Just moments before the timing of the video, Grassley had been presiding over the Senate — filling in for Pence, who was evacuated from the floor himself just minutes earlier by Secret Service agents. The Iowan was the Senate president pro tem at the time, putting him in the line of presidential succession.
C-SPAN footage showed Grassley being rapidly ushered off the Senate dais at about 2:15 p.m. and out a nearby door.
Grassley told POLITICO that he couldn’t remember many details about the rushed evacuation, noting that he was taken down a back staircase to the first floor of the Capitol — where the footage shows he unknowingly had that close brush with rioters — and then down another staircase to the basement. Grassley’s office declined to comment but did not dispute that the footage appeared to show the 89-year-old senator’s swift exit from the Senate.
“I wasn’t aware of any of it,” Grassley said of his apparent near-encounter. “They just said: ‘We’ve got to get you out of here.’”
The footage also underscores the possibility of more significant revelations about Jan. 6 sitting in the thousands of hours of security camera video that Speaker Kevin McCarthy has indicated he intends to release publicly, after providing early access to Carlson.
And Grassley’s evacuation isn’t the only snapshot laid bare by recently released footage in Jan. 6 criminal cases. Other film shows the moment the Senate parliamentarian’s door was breached, leading to rioters ransacking her office. NBC recently revealed that Sen. Jim Risch’s (R-Idaho) hideaway was among those trashed by rioters.
In addition, court papers connected to a newly filed criminal case indicate that rioters breached the House Appropriations Committee’s third-floor space in the building, before Capitol Police officers with their guns drawn subdued them.
“There, the officers held rioters under supervision while Members of the House of Representatives were evacuated from the House Gallery,” according to the charging documents.
Those new details are in addition to well-known breaches of former Speaker Nancy Pelosi’s (D-Calif.) office suite, Sen. Jeff Merkley’s (D-Ore.) hideaway and the Senate chamber itself.
Prosecutors say newly aired Chansley footage paints misleading portrait of his Jan. 6 conduct
The video of Grassley’s apparent close encounter was released in connection with Chansley’s criminal case, after a request by media outlets for videos the government used in his sentencing. Chansley is one of the most widely recognized members of the Jan. 6 mob due to his appearance during the attack — he wore a horned Viking helmet and face paint, striding shirtless through the Capitol.
He returned to the spotlight after Carlson aired security footage showing Chansley walking alongside police officers calmly, footage the Justice Department said misleadingly cast his hour-long trip through the Capitol as authorized by police.

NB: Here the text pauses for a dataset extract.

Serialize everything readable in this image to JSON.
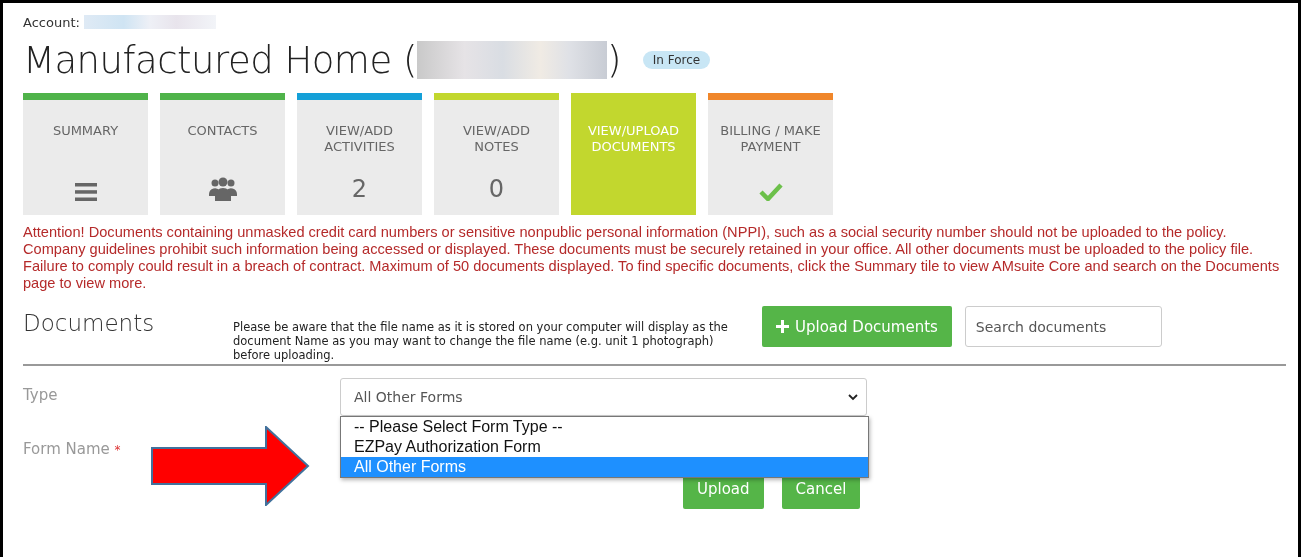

The footage of Chansley’s entry into the Capitol, just moments after Pezzola set off the breach by smashing the window, appears to have been taken by Jan. 6 defendant Daniel Adams, who closely followed Chansley inside. Adams can be seen on security footage holding up his camera and recording the moment.
Pezzola is currently on trial for seditious conspiracy, along with other Proud Boys leaders.

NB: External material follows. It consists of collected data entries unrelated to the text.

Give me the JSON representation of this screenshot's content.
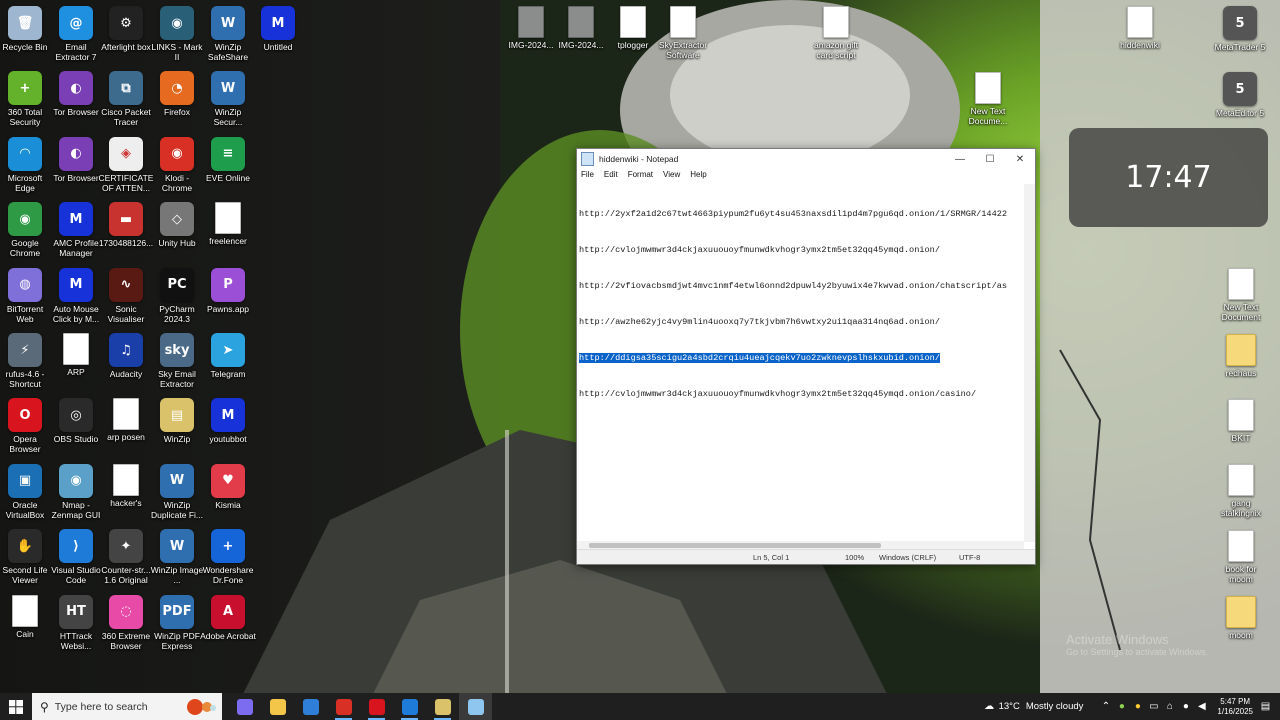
{
  "desktop": {
    "icons_left": [
      {
        "label": "Recycle Bin",
        "icon": "recycle-bin",
        "color": "#9fb6d0"
      },
      {
        "label": "Email Extractor 7",
        "icon": "at-sign",
        "color": "#1f8fe0"
      },
      {
        "label": "Afterlight box",
        "icon": "gear",
        "color": "#222222"
      },
      {
        "label": "LINKS - Mark II",
        "icon": "orb",
        "color": "#2a5f78"
      },
      {
        "label": "WinZip SafeShare",
        "icon": "winzip",
        "color": "#2f6fb0"
      },
      {
        "label": "Untitled",
        "icon": "m-logo",
        "color": "#1632d8"
      },
      {
        "label": "360 Total Security",
        "icon": "plus-shield",
        "color": "#64b12c"
      },
      {
        "label": "Tor Browser",
        "icon": "onion",
        "color": "#7a3fb5"
      },
      {
        "label": "Cisco Packet Tracer",
        "icon": "network",
        "color": "#3d6b8e"
      },
      {
        "label": "Firefox",
        "icon": "firefox",
        "color": "#e66a1f"
      },
      {
        "label": "WinZip Secur...",
        "icon": "winzip",
        "color": "#2f6fb0"
      },
      {
        "label": "Microsoft Edge",
        "icon": "edge",
        "color": "#1a8fd8"
      },
      {
        "label": "Tor Browser",
        "icon": "onion",
        "color": "#7a3fb5"
      },
      {
        "label": "CERTIFICATE OF ATTEN...",
        "icon": "chrome-doc",
        "color": "#eeeeee"
      },
      {
        "label": "Klodi - Chrome",
        "icon": "chrome",
        "color": "#d93025"
      },
      {
        "label": "EVE Online",
        "icon": "sheet",
        "color": "#1e9e4c"
      },
      {
        "label": "Google Chrome",
        "icon": "chrome",
        "color": "#2e9a45"
      },
      {
        "label": "AMC Profile Manager",
        "icon": "m-logo",
        "color": "#1632d8"
      },
      {
        "label": "1730488126...",
        "icon": "card",
        "color": "#c8322f"
      },
      {
        "label": "Unity Hub",
        "icon": "cube",
        "color": "#777777"
      },
      {
        "label": "freelencer",
        "icon": "file",
        "color": "#ffffff"
      },
      {
        "label": "BitTorrent Web",
        "icon": "torrent",
        "color": "#7f6fd8"
      },
      {
        "label": "Auto Mouse Click by M...",
        "icon": "m-logo",
        "color": "#1632d8"
      },
      {
        "label": "Sonic Visualiser",
        "icon": "waveform",
        "color": "#5a1a14"
      },
      {
        "label": "PyCharm 2024.3",
        "icon": "pycharm",
        "color": "#111111"
      },
      {
        "label": "Pawns.app",
        "icon": "pawn",
        "color": "#9b4fd6"
      },
      {
        "label": "rufus-4.6 - Shortcut",
        "icon": "usb",
        "color": "#5a6a78"
      },
      {
        "label": "ARP",
        "icon": "file",
        "color": "#ffffff"
      },
      {
        "label": "Audacity",
        "icon": "headphones",
        "color": "#1b3fa8"
      },
      {
        "label": "Sky Email Extractor",
        "icon": "sky",
        "color": "#4a6a88"
      },
      {
        "label": "Telegram",
        "icon": "telegram",
        "color": "#2aa3de"
      },
      {
        "label": "Opera Browser",
        "icon": "opera",
        "color": "#d8151e"
      },
      {
        "label": "OBS Studio",
        "icon": "obs",
        "color": "#2a2a2a"
      },
      {
        "label": "arp posen",
        "icon": "file",
        "color": "#ffffff"
      },
      {
        "label": "WinZip",
        "icon": "winzip-file",
        "color": "#d9c26a"
      },
      {
        "label": "youtubbot",
        "icon": "m-logo",
        "color": "#1632d8"
      },
      {
        "label": "Oracle VirtualBox",
        "icon": "virtualbox",
        "color": "#1b6fb5"
      },
      {
        "label": "Nmap - Zenmap GUI",
        "icon": "eye",
        "color": "#5aa0c8"
      },
      {
        "label": "hacker's",
        "icon": "file",
        "color": "#ffffff"
      },
      {
        "label": "WinZip Duplicate Fi...",
        "icon": "winzip",
        "color": "#2f6fb0"
      },
      {
        "label": "Kismia",
        "icon": "heart",
        "color": "#e23b4a"
      },
      {
        "label": "Second Life Viewer",
        "icon": "hand",
        "color": "#2a2a2a"
      },
      {
        "label": "Visual Studio Code",
        "icon": "vscode",
        "color": "#1f7bd8"
      },
      {
        "label": "Counter-str... 1.6 Original",
        "icon": "cs",
        "color": "#444444"
      },
      {
        "label": "WinZip Image ...",
        "icon": "winzip",
        "color": "#2f6fb0"
      },
      {
        "label": "Wondershare Dr.Fone",
        "icon": "plus",
        "color": "#1565d8"
      },
      {
        "label": "Cain",
        "icon": "file",
        "color": "#ffffff"
      },
      {
        "label": "HTTrack Websi...",
        "icon": "httrack",
        "color": "#444444"
      },
      {
        "label": "360 Extreme Browser",
        "icon": "rainbow",
        "color": "#e84aa8"
      },
      {
        "label": "WinZip PDF Express",
        "icon": "pdf",
        "color": "#2f6fb0"
      },
      {
        "label": "Adobe Acrobat",
        "icon": "acrobat",
        "color": "#c8102e"
      }
    ],
    "icons_top": [
      {
        "label": "IMG-2024...",
        "icon": "gray-file"
      },
      {
        "label": "IMG-2024...",
        "icon": "gray-file"
      },
      {
        "label": "tplogger",
        "icon": "file"
      },
      {
        "label": "SkyExtractor Software",
        "icon": "file"
      },
      {
        "label": "amazon gift card script",
        "icon": "file"
      },
      {
        "label": "hiddenwiki",
        "icon": "file"
      },
      {
        "label": "MetaTrader 5",
        "icon": "metatrader"
      },
      {
        "label": "New Text Docume...",
        "icon": "file"
      },
      {
        "label": "MetaEditor 5",
        "icon": "metaeditor"
      }
    ],
    "icons_right": [
      {
        "label": "New Text Document",
        "icon": "file"
      },
      {
        "label": "redhaus",
        "icon": "folder"
      },
      {
        "label": "BKIT",
        "icon": "file"
      },
      {
        "label": "gang stalkingnix",
        "icon": "file"
      },
      {
        "label": "book for moom",
        "icon": "file"
      },
      {
        "label": "moom",
        "icon": "folder"
      }
    ]
  },
  "clock_widget": {
    "time": "17:47"
  },
  "notepad": {
    "title": "hiddenwiki - Notepad",
    "menu": [
      "File",
      "Edit",
      "Format",
      "View",
      "Help"
    ],
    "lines": [
      "http://2yxf2a1d2c67twt4663piypum2fu6yt4su453naxsdil1pd4m7pgu6qd.onion/1/SRMGR/14422",
      "http://cvlojmwmwr3d4ckjaxuuouoyfmunwdkvhogr3ymx2tm5et32qq45ymqd.onion/",
      "http://2vfiovacbsmdjwt4mvc1nmf4etwl6onnd2dpuwl4y2byuwix4e7kwvad.onion/chatscript/as",
      "http://awzhe62yjc4vy9mlin4uooxq7y7tkjvbm7h6vwtxy2ui1qaa314nq6ad.onion/",
      "http://ddigsa35scigu2a4sbd2crqiu4ueajcqekv7uo2zwknevpslhskxubid.onion/",
      "http://cvlojmwmwr3d4ckjaxuuouoyfmunwdkvhogr3ymx2tm5et32qq45ymqd.onion/casino/"
    ],
    "selected_line": 4,
    "status": {
      "position": "Ln 5, Col 1",
      "zoom": "100%",
      "line_ending": "Windows (CRLF)",
      "encoding": "UTF-8"
    }
  },
  "watermark": {
    "line1": "Activate Windows",
    "line2": "Go to Settings to activate Windows."
  },
  "taskbar": {
    "search_placeholder": "Type here to search",
    "apps": [
      {
        "name": "copilot",
        "color": "#7b6cf0",
        "state": ""
      },
      {
        "name": "file-explorer",
        "color": "#f3c64a",
        "state": ""
      },
      {
        "name": "microsoft-store",
        "color": "#2f7fd8",
        "state": ""
      },
      {
        "name": "chrome",
        "color": "#d93025",
        "state": "active"
      },
      {
        "name": "opera",
        "color": "#d8151e",
        "state": "active"
      },
      {
        "name": "vscode",
        "color": "#1f7bd8",
        "state": "active"
      },
      {
        "name": "winzip",
        "color": "#d9c26a",
        "state": "active"
      },
      {
        "name": "notepad",
        "color": "#8fc6ef",
        "state": "open"
      }
    ],
    "weather": {
      "temp": "13°C",
      "condition": "Mostly cloudy"
    },
    "time": "5:47 PM",
    "date": "1/16/2025"
  }
}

The video also shows a moment that Chansley himself had highlighted in his own defense: his chastising another member of the mob for attempting to steal items from the Senate refectory. Other recently released footage shows members of the Proud Boys snatching snacks and drinks from the convenience store after they entered the building.
The Justice Department indicated that Carlson’s footage showed only a four-minute window of the hour Chansley spent inside the Capitol. That time also included Chansley breaching police lines outside the complex, a standoff with police outside of the Senate chamber and his decision to leave an ominous note for Pence on the Senate dais.